A third trap is calling apply when a vectorized method exists. apply falls back to a row-by-row Python loop and can be a hundred times slower than np.where, pd.cut, or arithmetic on the underlying NumPy arrays. Reach for apply only when there is no vectorized form available.

Fourth, chained assignment on a filtered slice: writing df[df['x'] > 0]['y'] = 1 does not modify df reliably and triggers the SettingWithCopyWarning. Use df.loc[df['x'] > 0, 'y'] = 1 instead.

Finally, operating on date columns without converting them first. A column with values like '2025-01-15' is just a string until you call pd.to_datetime on it. Sorting works lexicographically — fine for ISO dates, broken for anything else — and .dt.year raises. Convert dates as the first step after loading.
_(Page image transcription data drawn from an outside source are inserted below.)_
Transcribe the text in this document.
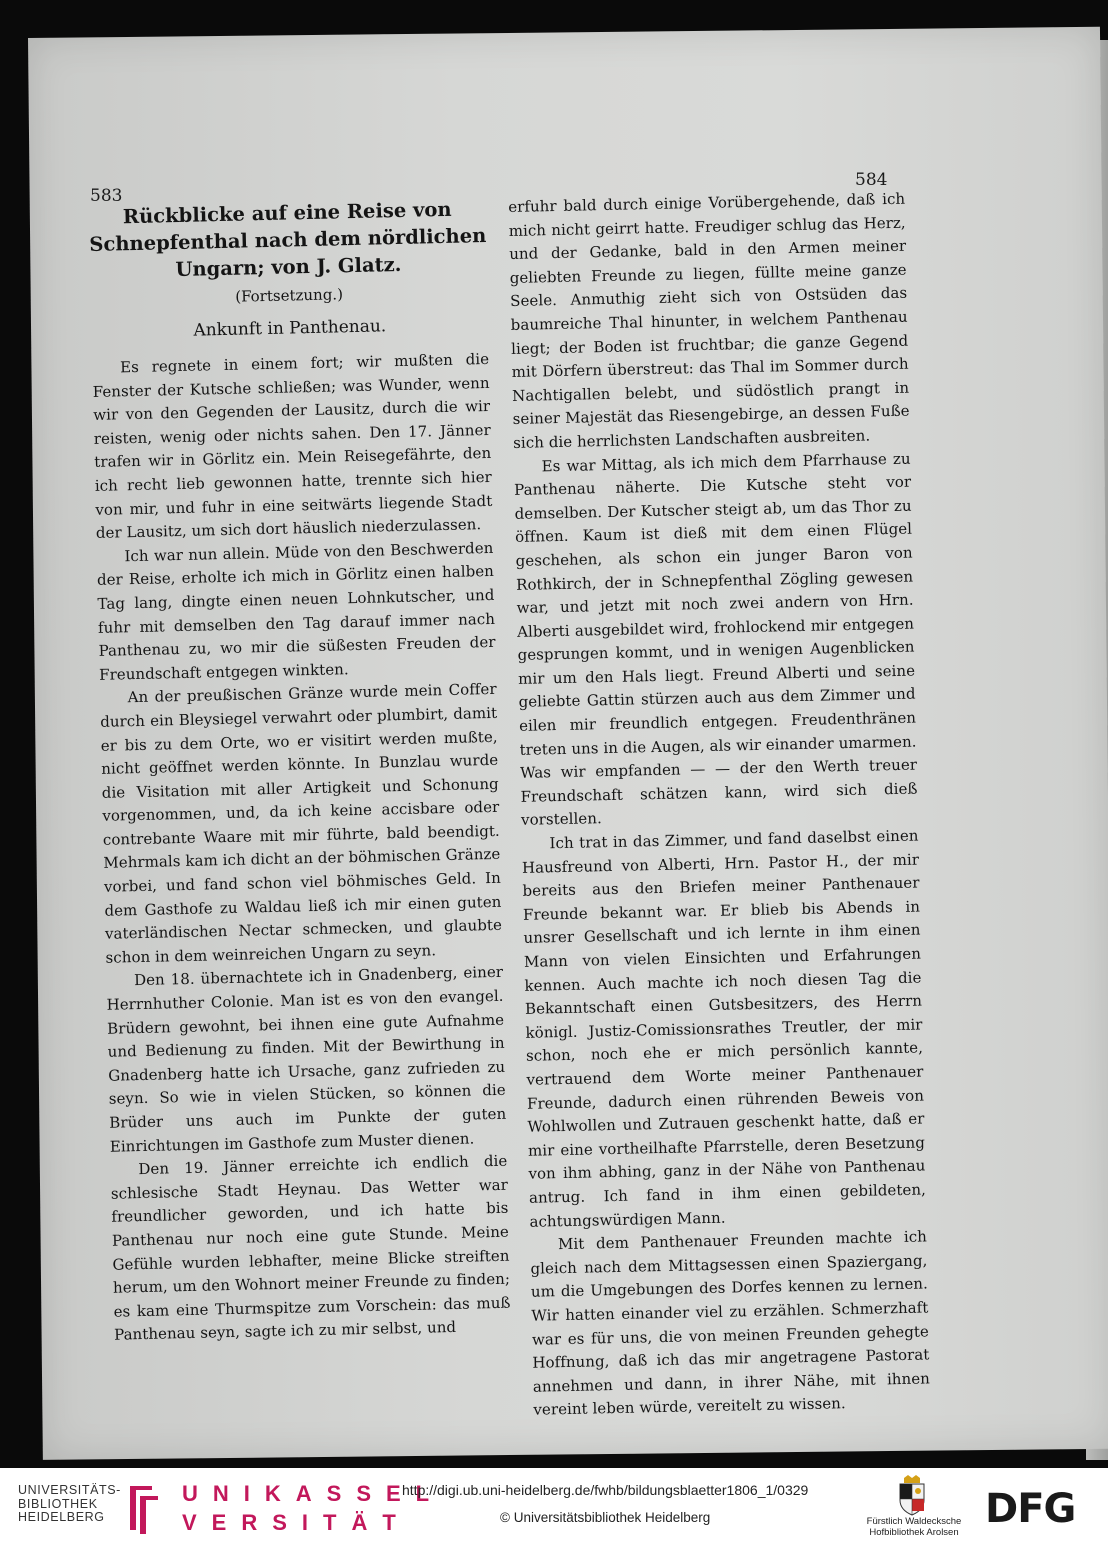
583
584
Rückblicke auf eine Reise von Schnepfenthal nach dem nördlichen Ungarn; von J. Glatz.
(Fortsetzung.)
Ankunft in Panthenau.

Es regnete in einem fort; wir mußten die Fenster der Kutsche schließen; was Wunder, wenn wir von den Gegenden der Lausitz, durch die wir reisten, wenig oder nichts sahen. Den 17. Jänner trafen wir in Görlitz ein. Mein Reisegefährte, den ich recht lieb gewonnen hatte, trennte sich hier von mir, und fuhr in eine seitwärts liegende Stadt der Lausitz, um sich dort häuslich niederzulassen.

Ich war nun allein. Müde von den Beschwerden der Reise, erholte ich mich in Görlitz einen halben Tag lang, dingte einen neuen Lohnkutscher, und fuhr mit demselben den Tag darauf immer nach Panthenau zu, wo mir die süßesten Freuden der Freundschaft entgegen winkten.

An der preußischen Gränze wurde mein Coffer durch ein Bleysiegel verwahrt oder plumbirt, damit er bis zu dem Orte, wo er visitirt werden mußte, nicht geöffnet werden könnte. In Bunzlau wurde die Visitation mit aller Artigkeit und Schonung vorgenommen, und, da ich keine accisbare oder contrebante Waare mit mir führte, bald beendigt. Mehrmals kam ich dicht an der böhmischen Gränze vorbei, und fand schon viel böhmisches Geld. In dem Gasthofe zu Waldau ließ ich mir einen guten vaterländischen Nectar schmecken, und glaubte schon in dem weinreichen Ungarn zu seyn.

Den 18. übernachtete ich in Gnadenberg, einer Herrnhuther Colonie. Man ist es von den evangel. Brüdern gewohnt, bei ihnen eine gute Aufnahme und Bedienung zu finden. Mit der Bewirthung in Gnadenberg hatte ich Ursache, ganz zufrieden zu seyn. So wie in vielen Stücken, so können die Brüder uns auch im Punkte der guten Einrichtungen im Gasthofe zum Muster dienen.

Den 19. Jänner erreichte ich endlich die schlesische Stadt Heynau. Das Wetter war freundlicher geworden, und ich hatte bis Panthenau nur noch eine gute Stunde. Meine Gefühle wurden lebhafter, meine Blicke streiften herum, um den Wohnort meiner Freunde zu finden; es kam eine Thurmspitze zum Vorschein: das muß Panthenau seyn, sagte ich zu mir selbst, und

erfuhr bald durch einige Vorübergehende, daß ich mich nicht geirrt hatte. Freudiger schlug das Herz, und der Gedanke, bald in den Armen meiner geliebten Freunde zu liegen, füllte meine ganze Seele. Anmuthig zieht sich von Ostsüden das baumreiche Thal hinunter, in welchem Panthenau liegt; der Boden ist fruchtbar; die ganze Gegend mit Dörfern überstreut: das Thal im Sommer durch Nachtigallen belebt, und südöstlich prangt in seiner Majestät das Riesengebirge, an dessen Fuße sich die herrlichsten Landschaften ausbreiten.

Es war Mittag, als ich mich dem Pfarrhause zu Panthenau näherte. Die Kutsche steht vor demselben. Der Kutscher steigt ab, um das Thor zu öffnen. Kaum ist dieß mit dem einen Flügel geschehen, als schon ein junger Baron von Rothkirch, der in Schnepfenthal Zögling gewesen war, und jetzt mit noch zwei andern von Hrn. Alberti ausgebildet wird, frohlockend mir entgegen gesprungen kommt, und in wenigen Augenblicken mir um den Hals liegt. Freund Alberti und seine geliebte Gattin stürzen auch aus dem Zimmer und eilen mir freundlich entgegen. Freudenthränen treten uns in die Augen, als wir einander umarmen. Was wir empfanden — — der den Werth treuer Freundschaft schätzen kann, wird sich dieß vorstellen.

Ich trat in das Zimmer, und fand daselbst einen Hausfreund von Alberti, Hrn. Pastor H., der mir bereits aus den Briefen meiner Panthenauer Freunde bekannt war. Er blieb bis Abends in unsrer Gesellschaft und ich lernte in ihm einen Mann von vielen Einsichten und Erfahrungen kennen. Auch machte ich noch diesen Tag die Bekanntschaft einen Gutsbesitzers, des Herrn königl. Justiz-Comissionsrathes Treutler, der mir schon, noch ehe er mich persönlich kannte, vertrauend dem Worte meiner Panthenauer Freunde, dadurch einen rührenden Beweis von Wohlwollen und Zutrauen geschenkt hatte, daß er mir eine vortheilhafte Pfarrstelle, deren Besetzung von ihm abhing, ganz in der Nähe von Panthenau antrug. Ich fand in ihm einen gebildeten, achtungswürdigen Mann.

Mit dem Panthenauer Freunden machte ich gleich nach dem Mittagsessen einen Spaziergang, um die Umgebungen des Dorfes kennen zu lernen. Wir hatten einander viel zu erzählen. Schmerzhaft war es für uns, die von meinen Freunden gehegte Hoffnung, daß ich das mir angetragene Pastorat annehmen und dann, in ihrer Nähe, mit ihnen vereint leben würde, vereitelt zu wissen.

UNIVERSITÄTS-
BIBLIOTHEK
HEIDELBERG
UNIKASSEL
VERSITÄT
http://digi.ub.uni-heidelberg.de/fwhb/bildungsblaetter1806_1/0329
© Universitätsbibliothek Heidelberg	Fürstlich Waldecksche
Hofbibliothek Arolsen
DFG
If you want to drill pandas and SQL questions like these every day, NAILDD is launching with 500+ problems on exactly this pattern — filter, group, merge, window — with worked solutions in both languages.

FAQ

Pandas or SQL — which should I learn first?

SQL, by a wide margin. It is asked on every analyst interview, most production analytics work happens in a warehouse, and the optimizer does work for you that you would have to do by hand in pandas. Pandas is the second tool, for cases where the data has already been pulled and you need a flexible transformation, a quick statistical test, or a plot. In practice an analyst uses both: SQL for the query, pandas for whatever the BI tool cannot do with the result.

Is pandas faster than SQL?

For data that fits in memory — up to a few gigabytes on a laptop — pandas and SQL are roughly comparable. For larger data the warehouse wins decisively: indexes, a query optimizer, parallel execution. Pandas loads everything into a single Python process, and once data does not fit in RAM the process dies. Snowflake, BigQuery and DuckDB keep going.

How do I remember the merge parameters without looking them up?

Memorize one canonical form: left.merge(right, on='key', how='left'). That covers the majority of real cases. When the join keys have different names on the two sides, switch to left_on and right_on. When you need every row from both sides, use how='outer'. When you want to see which rows came from where, add indicator=True. Everything else is a variation on that template.

What does transform do that apply does not?

transform returns an output the same length as the input, so the result can be assigned back as a new column without any reindexing. apply on a grouped object collapses to one row per group, which is what you want for an aggregate but not for a window-style operation. Whenever you want SUM() OVER (PARTITION BY ...) from SQL, the pandas form is df.groupby(...)['col'].transform('sum').

How do I handle missing values cleanly?

Decide policy first, code second. df.isnull().sum() gives the per-column null rate. From there, you either drop with df.dropna(subset=['col']), fill with a constant via df['col'].fillna(0), fill with a group statistic via df.groupby('seg')['col'].transform('median'), or leave them in and let aggregates skip them by default. The choice depends on whether the null means "unknown", "zero", or "not applicable" — the interviewer expects you to ask, not guess.

What pandas tasks come up most often in interviews?

Five patterns dominate. Compute D1 retention: find each user's first visit date with groupby and min, then merge with the activity table on user_id and next_day. Identify users with no orders: left-merge, filter where the right-side id is null. Compute a 7-day rolling revenue: sort by date, call rolling(7).mean(). Find the top three products per category: groupby + rank + filter. Reshape wide to long with melt. If you can write all five from a blank notebook in under ten minutes each, you are ready.